Harry is an individual with $36,000 of income but a hefty $22,000/year of Social Security benefits. His Social Security provisional income is $36,000 + $11,000 = $47,000, which is $13,000 over the upper threshold for individuals. As a result, $15,550 of his Social Security benefits are subject to taxation (which is 50% of the amount from $25,000 to $34,000, plus 85% of the excess of provisional income above the $34,000 threshold), which puts his AGI at $51,550. Even after a standard deduction and one personal exemption, Harry's taxable income would be $51,550 - $6,100 - $3,900 = $41,550, which places him in the 25% tax bracket.

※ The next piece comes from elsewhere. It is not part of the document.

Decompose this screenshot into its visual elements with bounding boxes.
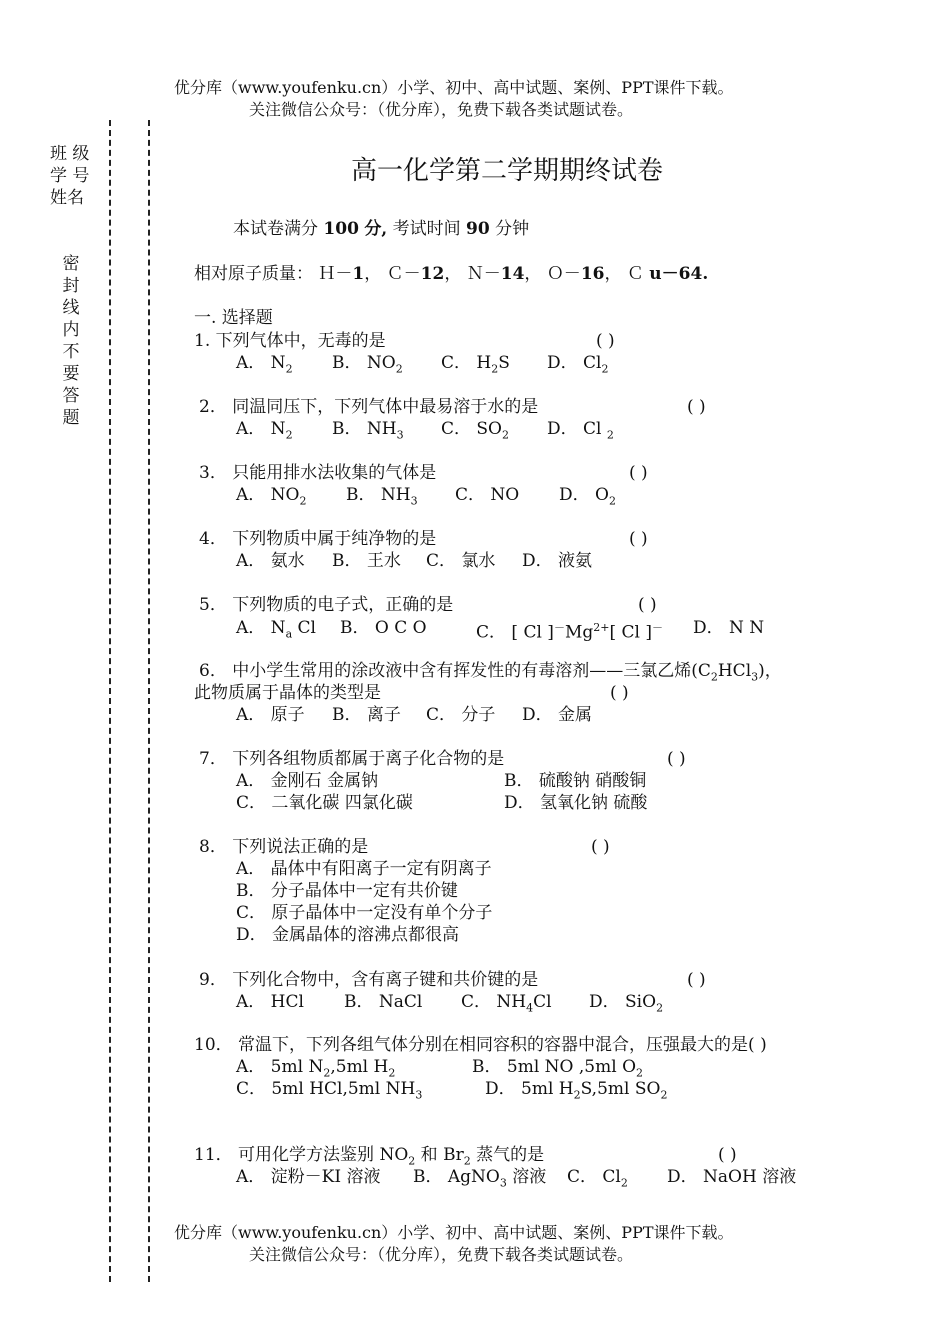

If Harry now takes an additional $1,000 from his IRA, his provisional income increases to $48,000, his taxable Social Security benefits increase to $16,400, and his AGI rises to $53,400. The net result: Harry's AGI increased by $1,850 for "just" a $1,000 IRA withdrawal, and with a 25% tax bracket his liability will be $1,850 x 25% = $462.50, which equates to a whopping $462.50 / $1,000 = 46.25% marginal tax rate!

michael kitces does an excellent job explaining how ss is taxed and the pitfalls of the calculation.